Dua anak tewas tenggelam saat bermain di sebuah empang atau kolam galian di perumahan di Desa Bengle, Kecamatan Majalaya, Karawang. Korban meninggal dunia adalah RDP (7) dan AES (6), warga setempat, sementara satu korban lainnya, seorang anak perempuan berinisial ANP (8), berhasil dievakuasi warga dalam kondisi selamat.
Kasi Humas Polres Karawang, Ipda Cep Wildan, menjelaskan peristiwa tragis tersebut terjadi pada Selasa (14/7) sekitar pukul 14.00 WIB.
Berdasarkan hasil olah TKP dan keterangan para saksi, wildan menyebutkan insiden itu berawal saat lima anak bermain di sekitar lokasi. Tiga di antaranya kemudian nekat berenang ke dalam kolam, sedangkan dua lainnya memilih tetap di darat.

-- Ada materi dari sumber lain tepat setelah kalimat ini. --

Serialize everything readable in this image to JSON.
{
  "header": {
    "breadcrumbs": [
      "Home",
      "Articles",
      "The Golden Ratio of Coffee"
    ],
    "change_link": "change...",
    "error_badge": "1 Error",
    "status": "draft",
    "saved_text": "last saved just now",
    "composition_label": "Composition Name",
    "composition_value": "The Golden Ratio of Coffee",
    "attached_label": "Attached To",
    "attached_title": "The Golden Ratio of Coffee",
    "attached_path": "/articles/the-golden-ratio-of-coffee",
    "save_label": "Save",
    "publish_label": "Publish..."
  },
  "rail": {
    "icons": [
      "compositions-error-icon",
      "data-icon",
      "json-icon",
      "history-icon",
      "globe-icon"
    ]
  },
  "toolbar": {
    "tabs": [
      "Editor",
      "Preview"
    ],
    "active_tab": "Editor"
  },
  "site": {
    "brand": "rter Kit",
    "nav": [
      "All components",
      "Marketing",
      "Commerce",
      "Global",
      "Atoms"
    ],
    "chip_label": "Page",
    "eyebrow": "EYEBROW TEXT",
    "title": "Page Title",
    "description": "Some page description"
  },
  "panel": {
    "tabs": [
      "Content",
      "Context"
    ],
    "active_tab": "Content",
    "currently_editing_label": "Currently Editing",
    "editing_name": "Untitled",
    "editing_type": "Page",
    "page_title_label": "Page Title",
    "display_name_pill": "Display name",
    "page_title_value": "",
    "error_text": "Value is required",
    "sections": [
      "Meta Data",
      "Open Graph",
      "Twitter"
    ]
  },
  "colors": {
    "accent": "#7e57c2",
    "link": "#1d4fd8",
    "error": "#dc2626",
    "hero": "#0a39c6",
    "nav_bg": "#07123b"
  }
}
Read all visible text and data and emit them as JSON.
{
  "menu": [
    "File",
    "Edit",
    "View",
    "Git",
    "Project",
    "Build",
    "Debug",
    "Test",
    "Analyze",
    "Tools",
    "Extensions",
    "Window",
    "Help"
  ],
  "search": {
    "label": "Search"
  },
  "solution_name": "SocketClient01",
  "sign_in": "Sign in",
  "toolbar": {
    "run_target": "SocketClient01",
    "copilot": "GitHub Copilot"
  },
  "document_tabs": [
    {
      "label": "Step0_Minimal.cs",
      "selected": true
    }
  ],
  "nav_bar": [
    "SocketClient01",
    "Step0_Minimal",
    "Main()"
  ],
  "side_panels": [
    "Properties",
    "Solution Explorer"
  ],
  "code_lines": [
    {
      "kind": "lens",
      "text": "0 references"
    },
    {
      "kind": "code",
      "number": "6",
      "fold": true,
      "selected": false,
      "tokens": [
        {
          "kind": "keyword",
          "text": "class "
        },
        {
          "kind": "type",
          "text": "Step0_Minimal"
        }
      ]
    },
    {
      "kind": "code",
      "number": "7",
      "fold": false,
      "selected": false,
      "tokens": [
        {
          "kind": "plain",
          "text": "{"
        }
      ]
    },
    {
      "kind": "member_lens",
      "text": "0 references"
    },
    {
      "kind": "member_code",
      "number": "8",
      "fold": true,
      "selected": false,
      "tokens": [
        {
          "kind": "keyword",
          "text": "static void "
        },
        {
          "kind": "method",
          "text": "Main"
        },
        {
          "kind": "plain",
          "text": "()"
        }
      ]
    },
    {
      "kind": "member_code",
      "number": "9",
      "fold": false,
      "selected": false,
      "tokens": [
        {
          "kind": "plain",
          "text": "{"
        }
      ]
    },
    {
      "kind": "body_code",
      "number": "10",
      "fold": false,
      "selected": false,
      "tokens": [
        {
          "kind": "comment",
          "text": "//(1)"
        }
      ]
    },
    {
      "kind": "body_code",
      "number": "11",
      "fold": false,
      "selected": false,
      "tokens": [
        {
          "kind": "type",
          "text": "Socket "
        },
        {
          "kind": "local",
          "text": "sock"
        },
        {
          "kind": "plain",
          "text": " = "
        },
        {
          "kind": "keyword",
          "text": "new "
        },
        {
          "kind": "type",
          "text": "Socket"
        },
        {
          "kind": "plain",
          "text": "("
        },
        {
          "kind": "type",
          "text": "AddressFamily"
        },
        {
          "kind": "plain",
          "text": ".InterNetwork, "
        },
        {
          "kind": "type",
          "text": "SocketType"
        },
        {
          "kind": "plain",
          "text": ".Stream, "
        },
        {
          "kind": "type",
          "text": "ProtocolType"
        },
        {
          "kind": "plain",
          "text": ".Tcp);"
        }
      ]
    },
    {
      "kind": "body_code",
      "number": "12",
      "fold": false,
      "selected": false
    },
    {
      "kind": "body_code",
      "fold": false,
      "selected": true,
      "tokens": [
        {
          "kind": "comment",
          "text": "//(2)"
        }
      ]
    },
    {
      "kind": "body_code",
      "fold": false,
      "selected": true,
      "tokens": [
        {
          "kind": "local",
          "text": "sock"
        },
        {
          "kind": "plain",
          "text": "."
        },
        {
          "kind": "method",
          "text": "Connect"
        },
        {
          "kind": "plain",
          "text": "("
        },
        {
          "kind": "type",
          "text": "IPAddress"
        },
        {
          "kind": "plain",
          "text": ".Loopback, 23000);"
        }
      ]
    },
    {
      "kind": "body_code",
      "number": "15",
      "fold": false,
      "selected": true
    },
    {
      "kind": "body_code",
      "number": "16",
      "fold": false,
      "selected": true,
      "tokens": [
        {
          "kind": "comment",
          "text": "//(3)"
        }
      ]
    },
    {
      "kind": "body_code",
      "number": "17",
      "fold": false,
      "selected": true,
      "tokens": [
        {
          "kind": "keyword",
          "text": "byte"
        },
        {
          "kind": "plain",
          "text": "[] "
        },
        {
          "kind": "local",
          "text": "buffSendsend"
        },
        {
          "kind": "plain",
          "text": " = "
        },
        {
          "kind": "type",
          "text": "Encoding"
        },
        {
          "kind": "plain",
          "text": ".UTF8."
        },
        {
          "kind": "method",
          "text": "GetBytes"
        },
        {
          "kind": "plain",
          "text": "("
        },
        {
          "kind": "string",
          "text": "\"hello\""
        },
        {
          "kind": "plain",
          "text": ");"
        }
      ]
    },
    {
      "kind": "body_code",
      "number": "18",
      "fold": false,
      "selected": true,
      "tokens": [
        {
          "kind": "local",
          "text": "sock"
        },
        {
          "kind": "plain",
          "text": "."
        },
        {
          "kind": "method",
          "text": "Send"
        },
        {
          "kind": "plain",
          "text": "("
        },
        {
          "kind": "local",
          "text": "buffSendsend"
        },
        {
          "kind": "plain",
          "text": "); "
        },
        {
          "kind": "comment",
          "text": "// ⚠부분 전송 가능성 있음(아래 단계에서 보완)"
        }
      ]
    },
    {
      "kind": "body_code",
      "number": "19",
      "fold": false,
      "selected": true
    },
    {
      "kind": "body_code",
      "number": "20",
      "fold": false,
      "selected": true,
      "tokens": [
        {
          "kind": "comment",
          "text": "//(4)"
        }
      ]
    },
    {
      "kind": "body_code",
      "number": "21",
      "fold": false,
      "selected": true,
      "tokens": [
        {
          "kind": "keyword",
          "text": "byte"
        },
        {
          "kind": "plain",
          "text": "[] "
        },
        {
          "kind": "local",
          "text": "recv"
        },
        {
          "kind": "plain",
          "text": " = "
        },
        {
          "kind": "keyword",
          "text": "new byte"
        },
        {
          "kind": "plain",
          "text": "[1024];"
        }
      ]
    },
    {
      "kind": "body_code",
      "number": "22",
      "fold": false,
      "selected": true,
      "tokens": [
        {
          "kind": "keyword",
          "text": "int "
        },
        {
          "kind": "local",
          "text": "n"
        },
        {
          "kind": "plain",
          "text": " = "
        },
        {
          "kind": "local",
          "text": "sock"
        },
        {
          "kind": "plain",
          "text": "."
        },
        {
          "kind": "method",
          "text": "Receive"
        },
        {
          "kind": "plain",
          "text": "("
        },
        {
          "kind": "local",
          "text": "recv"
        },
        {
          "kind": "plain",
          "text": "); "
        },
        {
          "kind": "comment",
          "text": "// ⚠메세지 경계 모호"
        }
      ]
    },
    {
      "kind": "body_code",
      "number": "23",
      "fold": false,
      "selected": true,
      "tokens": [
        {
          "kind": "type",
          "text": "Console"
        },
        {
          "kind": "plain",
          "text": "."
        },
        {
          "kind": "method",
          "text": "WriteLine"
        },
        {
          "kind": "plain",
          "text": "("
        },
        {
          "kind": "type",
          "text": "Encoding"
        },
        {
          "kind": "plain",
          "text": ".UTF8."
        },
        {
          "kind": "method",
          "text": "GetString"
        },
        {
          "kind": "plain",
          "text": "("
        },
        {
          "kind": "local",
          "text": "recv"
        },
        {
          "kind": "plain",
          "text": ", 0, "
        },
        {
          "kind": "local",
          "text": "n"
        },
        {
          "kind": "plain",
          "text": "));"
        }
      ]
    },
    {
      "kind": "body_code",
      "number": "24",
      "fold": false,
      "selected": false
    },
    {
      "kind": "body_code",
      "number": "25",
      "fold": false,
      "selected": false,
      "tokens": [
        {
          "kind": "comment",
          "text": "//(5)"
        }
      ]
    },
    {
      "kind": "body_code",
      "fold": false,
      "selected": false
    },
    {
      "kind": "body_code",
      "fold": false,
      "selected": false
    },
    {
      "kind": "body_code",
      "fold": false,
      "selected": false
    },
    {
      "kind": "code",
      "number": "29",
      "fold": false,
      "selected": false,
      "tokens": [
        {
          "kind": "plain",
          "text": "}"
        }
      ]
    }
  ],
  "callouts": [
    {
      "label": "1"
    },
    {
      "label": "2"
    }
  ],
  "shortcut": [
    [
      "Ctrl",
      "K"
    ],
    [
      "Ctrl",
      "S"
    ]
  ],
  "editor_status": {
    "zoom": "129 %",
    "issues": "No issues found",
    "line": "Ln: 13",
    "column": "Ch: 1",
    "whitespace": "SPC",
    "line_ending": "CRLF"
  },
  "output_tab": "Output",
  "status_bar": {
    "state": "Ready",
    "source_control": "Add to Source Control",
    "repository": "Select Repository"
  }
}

Namun nahas, saat berada di dalam kolam, mereka malah tenggelam dan tidak mampu menepi ke daratan.
"Warga yang menerima laporan langsung menuju lokasi untuk melakukan penyelamatan. Satu anak perempuan berhasil diselamatkan, namun dua anak laki-laki ditemukan di dasar kolam," ujar Wildan.
"Kedua korban sempat dilarikan ke Klinik setempat untuk mendapatkan pertolongan medis, namun tim dokter menyatakan nyawa mereka sudah tidak tertolong," tambahnya.
Ia menyatakan, pihak keluarga korban menolak proses autopsi dan memilih langsung membawa jenazah untuk dimakamkan, salah satunya di kampung halaman di Blora, Jawa Tengah.
Atas insiden tersebut, pihaknya mengimbau keras kepada masyarakat, khususnya para orang tua untuk memperketat pengawasan terhadap anak-anak mereka.
“Kami mengimbau masyarakat, khususnya para orang tua, agar tidak membiarkan anak-anak bermain tanpa pengawasan di lokasi yang memiliki risiko tinggi seperti bekas galian atau kolam yang tidak dilengkapi pengamanan. Pengawasan dari keluarga sangat penting untuk mencegah terulangnya kejadian serupa,” pungkasnya.